Georgia’s Thin Margin Puts Focus on Provisional Ballots

Democratic and Republican representatives review absentee ballots at the Fulton County Election preparation Center Wednesday, Nov. 4, 2020 in Atlanta. (AP Photo/John Bazemore)

(CN) — The count in Georgia is winding down to the thinnest of margins. And in a race this close, every vote counts.

Georgia Secretary of State Brad Raffensperger told reporters Friday morning despite only having a few thousand votes left to count, the race for president was still too close to call. There will be a recount, he said.

Despite each candidate getting millions of votes in Georgia, Vice President Joe Biden only leads the count by a difference of votes typically seen in, say, a mayoral race.

And provisional ballots – cast when a voter had some kind of issue at the poll and resolved typically days after a race has been called – may play a role in deciding the presidential race in the Peach State. But for a provisional ballot to count, it must be resolved by the end of business day three days after the election, or by 5 p.m. Friday.
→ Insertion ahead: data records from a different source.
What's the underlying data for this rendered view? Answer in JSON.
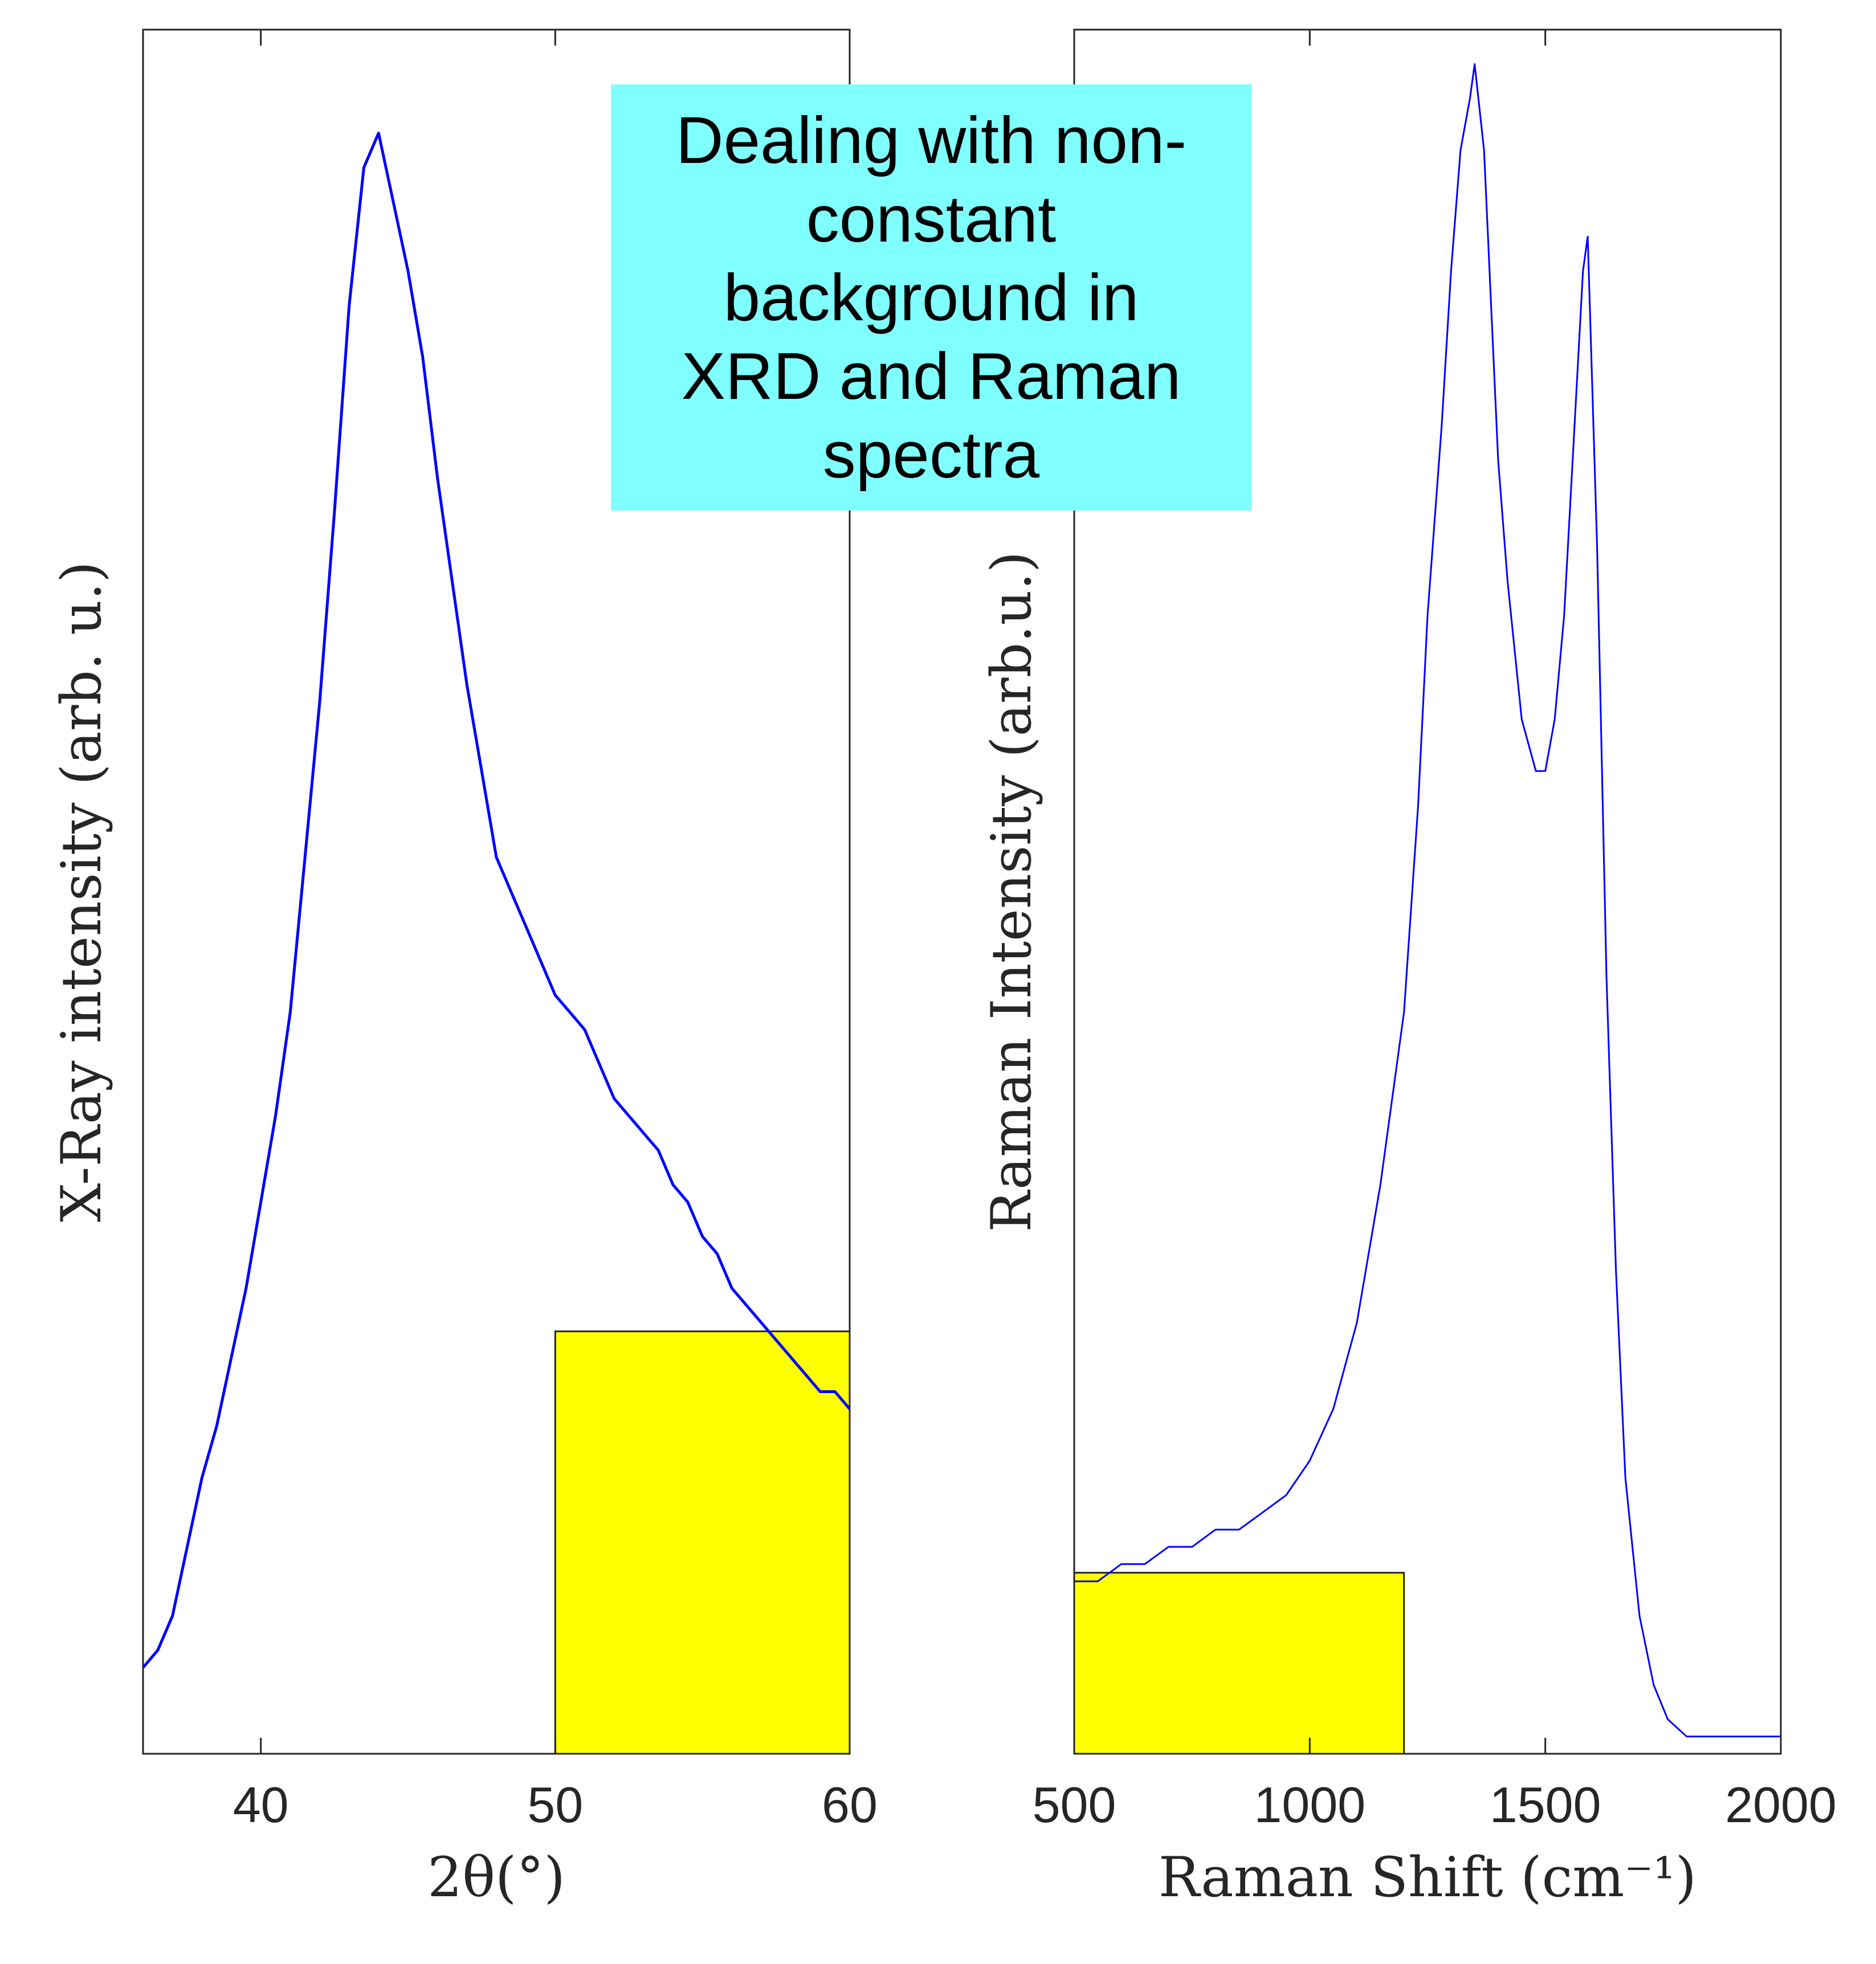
{
  "banner": "Dealing with non-constant background in XRD and Raman spectra",
  "colors": {
    "line": "#0000ff",
    "highlight": "#ffff00",
    "banner_bg": "#80ffff",
    "axes": "#262626"
  },
  "chart_data": [
    {
      "type": "line",
      "title": "",
      "xlabel": "2θ(°)",
      "ylabel": "X-Ray intensity (arb. u.)",
      "xlim": [
        36,
        60
      ],
      "ylim": [
        0,
        1
      ],
      "xticks": [
        40,
        50,
        60
      ],
      "yticks_shown": false,
      "grid": false,
      "series": [
        {
          "x": [
            36,
            36.5,
            37,
            37.5,
            38,
            38.5,
            39,
            39.5,
            40,
            40.5,
            41,
            41.5,
            42,
            42.5,
            43,
            43.5,
            44,
            44.5,
            45,
            45.5,
            46,
            46.5,
            47,
            47.5,
            48,
            48.5,
            49,
            49.5,
            50,
            50.5,
            51,
            51.5,
            52,
            52.5,
            53,
            53.5,
            54,
            54.5,
            55,
            55.5,
            56,
            56.5,
            57,
            57.5,
            58,
            58.5,
            59,
            59.5,
            60
          ],
          "y": [
            0.05,
            0.06,
            0.08,
            0.12,
            0.16,
            0.19,
            0.23,
            0.27,
            0.32,
            0.37,
            0.43,
            0.52,
            0.61,
            0.72,
            0.84,
            0.92,
            0.94,
            0.9,
            0.86,
            0.81,
            0.74,
            0.68,
            0.62,
            0.57,
            0.52,
            0.5,
            0.48,
            0.46,
            0.44,
            0.43,
            0.42,
            0.4,
            0.38,
            0.37,
            0.36,
            0.35,
            0.33,
            0.32,
            0.3,
            0.29,
            0.27,
            0.26,
            0.25,
            0.24,
            0.23,
            0.22,
            0.21,
            0.21,
            0.2
          ]
        }
      ],
      "highlight": {
        "x": [
          50,
          60
        ],
        "y": [
          0,
          0.245
        ]
      }
    },
    {
      "type": "line",
      "title": "",
      "xlabel": "Raman Shift (cm⁻¹)",
      "ylabel": "Raman Intensity (arb.u.)",
      "xlim": [
        500,
        2000
      ],
      "ylim": [
        0,
        1
      ],
      "xticks": [
        500,
        1000,
        1500,
        2000
      ],
      "yticks_shown": false,
      "grid": false,
      "series": [
        {
          "x": [
            500,
            550,
            600,
            650,
            700,
            750,
            800,
            850,
            900,
            950,
            1000,
            1050,
            1100,
            1150,
            1200,
            1230,
            1250,
            1280,
            1300,
            1320,
            1340,
            1350,
            1370,
            1400,
            1420,
            1450,
            1480,
            1500,
            1520,
            1540,
            1560,
            1580,
            1590,
            1610,
            1630,
            1650,
            1670,
            1700,
            1730,
            1760,
            1800,
            1850,
            1900,
            1950,
            2000
          ],
          "y": [
            0.1,
            0.1,
            0.11,
            0.11,
            0.12,
            0.12,
            0.13,
            0.13,
            0.14,
            0.15,
            0.17,
            0.2,
            0.25,
            0.33,
            0.43,
            0.55,
            0.66,
            0.77,
            0.86,
            0.93,
            0.96,
            0.98,
            0.93,
            0.75,
            0.68,
            0.6,
            0.57,
            0.57,
            0.6,
            0.66,
            0.76,
            0.86,
            0.88,
            0.7,
            0.45,
            0.28,
            0.16,
            0.08,
            0.04,
            0.02,
            0.01,
            0.01,
            0.01,
            0.01,
            0.01
          ]
        }
      ],
      "highlight": {
        "x": [
          500,
          1200
        ],
        "y": [
          0,
          0.105
        ]
      }
    }
  ]
}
Votes are still trickling in. For instance, the 8,890 outstanding military ballots postmarked by Election Day have until the end of the day Friday to be added to the count. 
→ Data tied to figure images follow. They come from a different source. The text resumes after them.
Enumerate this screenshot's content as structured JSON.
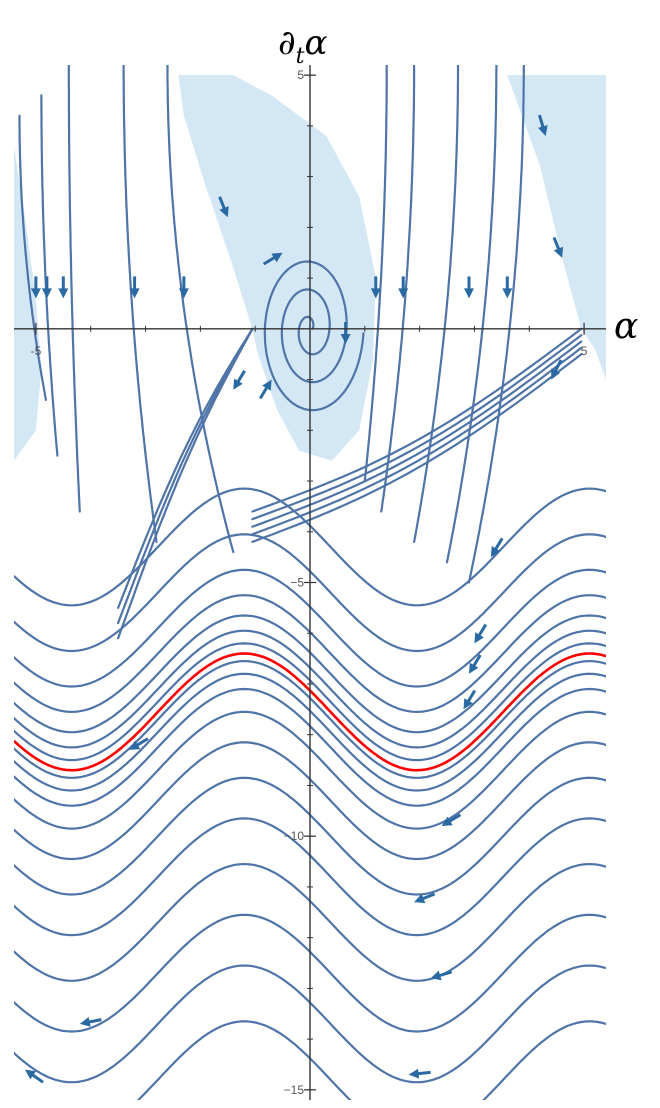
{
  "chart_data": {
    "type": "streamplot",
    "title": "",
    "xlabel": "α",
    "ylabel": "∂ₜα",
    "xlabel_parts": {
      "base": "α"
    },
    "ylabel_parts": {
      "base": "∂",
      "sub": "t",
      "tail": "α"
    },
    "xlim": [
      -5.4,
      5.4
    ],
    "ylim": [
      -15.2,
      5.2
    ],
    "x_ticks": [
      {
        "value": -5,
        "label": "-5"
      },
      {
        "value": 5,
        "label": "5"
      }
    ],
    "y_ticks": [
      {
        "value": 5,
        "label": "5"
      },
      {
        "value": -5,
        "label": "−5"
      },
      {
        "value": -10,
        "label": "−10"
      },
      {
        "value": -15,
        "label": "−15"
      }
    ],
    "equilibria": [
      {
        "x": 0,
        "y": 0,
        "kind": "stable focus"
      },
      {
        "x": -1.05,
        "y": 0,
        "kind": "saddle"
      },
      {
        "x": 4.95,
        "y": 0,
        "kind": "saddle"
      }
    ],
    "basin_regions": [
      {
        "name": "basin-left-edge",
        "points": [
          [
            -5.4,
            3.6
          ],
          [
            -5.2,
            2.2
          ],
          [
            -5.0,
            0.6
          ],
          [
            -4.9,
            -0.8
          ],
          [
            -5.0,
            -2.0
          ],
          [
            -5.4,
            -2.6
          ]
        ]
      },
      {
        "name": "basin-center",
        "points": [
          [
            -2.4,
            5.0
          ],
          [
            -1.4,
            5.0
          ],
          [
            -0.7,
            4.6
          ],
          [
            0.3,
            3.8
          ],
          [
            0.9,
            2.6
          ],
          [
            1.2,
            1.0
          ],
          [
            1.15,
            -0.6
          ],
          [
            0.9,
            -2.0
          ],
          [
            0.4,
            -2.6
          ],
          [
            -0.2,
            -2.4
          ],
          [
            -0.6,
            -1.6
          ],
          [
            -0.95,
            -0.5
          ],
          [
            -1.05,
            0.0
          ],
          [
            -1.4,
            1.2
          ],
          [
            -1.9,
            2.8
          ],
          [
            -2.3,
            4.2
          ]
        ]
      },
      {
        "name": "basin-right",
        "points": [
          [
            3.6,
            5.0
          ],
          [
            5.4,
            5.0
          ],
          [
            5.4,
            -1.0
          ],
          [
            5.2,
            -0.4
          ],
          [
            4.95,
            0.0
          ],
          [
            4.6,
            1.4
          ],
          [
            4.2,
            3.2
          ]
        ]
      }
    ],
    "highlight_curve": {
      "name": "",
      "color": "#ff0000",
      "offset": -7.55,
      "amplitude": 1.15,
      "x_range": [
        -5.4,
        5.4
      ]
    },
    "colors": {
      "stream": "#4f74a8",
      "arrow": "#2a6aa3",
      "basin": "#d4e7f5",
      "axis": "#333333",
      "highlight": "#ff0000"
    }
  }
}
“I can assure you that there are teams of twenty-somethings around the state who are Republicans and Democrats, finding those people with those absentee ballots to cure and they’re going through that process in county by county in ones and twos,” said Gabriel Sterling, the state’s voting system implementation manager.

Sterling said it is unknown how many of outstanding ballots remain, between absentee ballots that must be cured and provisional ballots that need to be verified.

During the 2018 midterm elections, Georgians cast 21,604 provisional ballots, according to the U.S. Election Assistance Commission. Of those, 44.89%, or 9,699 ballots, were ultimately rejected.

A voter may be given a provisional ballot for a number of reasons, including if their registration was removed from the state’s database, if the voter is unable to provide photo identification at the polls, or if the voter shows up at the wrong polling precinct. Provisional ballots can also be used if a court extends voting hours.

The Georgia Democratic Party has been attempting to collect information about residents who voted provisionally so it can call the voters in an attempt to get provisional ballots resolved. On Thursday evening, it filed an emergency motion to get information about the provisional ballots cast in Forsyth County, a community along Lake Lainer to the northeast of Atlanta.

The party emailed a records request to election officials in the county on Wednesday and then showed up in person the day after. Failing to obtain the records, it filed suit in Forsyth County Superior Court saying county election officials violated Georgia’s open records law by not immediately providing the information, which could result in disenfranchised voters.

“Disenfranchising [the Democratic Party of Georgia’s] members and constituents raises the risk that Democratic candidates will be defeated resulting from provisional ballots that were not timely cured, directly impacting DPG’s mission to elect Democrats up and down the ticket,” the 12-page motion states.  

About 66% of voters in Forsyth County backed President Donald Trump, according to unofficial election results.

The lawsuit, filed by attorneys with the Atlanta firm Krevolin and Horst, asked the court to order Forsyth’s election officials hand over the information by Thursday at 8 p.m.

However, it is not clear through online court records whether the matter was resolved. The Democratic Party and county election officials did not return requests for comment.

Similarly, the Georgia Republican Party did not respond to a request for comment about provisional ballots in Georgia.

At least one group has been calling on voter to fix the provisional ballots in time to be counted.

In a statement Thursday night, Poy Winichakul, staff attorney for the Southern Poverty Law Center – which participated in litigation in Alabama over the state’s election protocols during the Covid-19 pandemic – urged Georgia voters who cast provisional ballots to show up at their local election office with documents that could help them cure their ballot, such as proof of a name change or residence and valid identification, before the 5 p.m. deadline.

“No matter what projections are made in races up and down the ballot before Friday at 5pm, they have until then to ensure their voice is heard,” Winichakul said.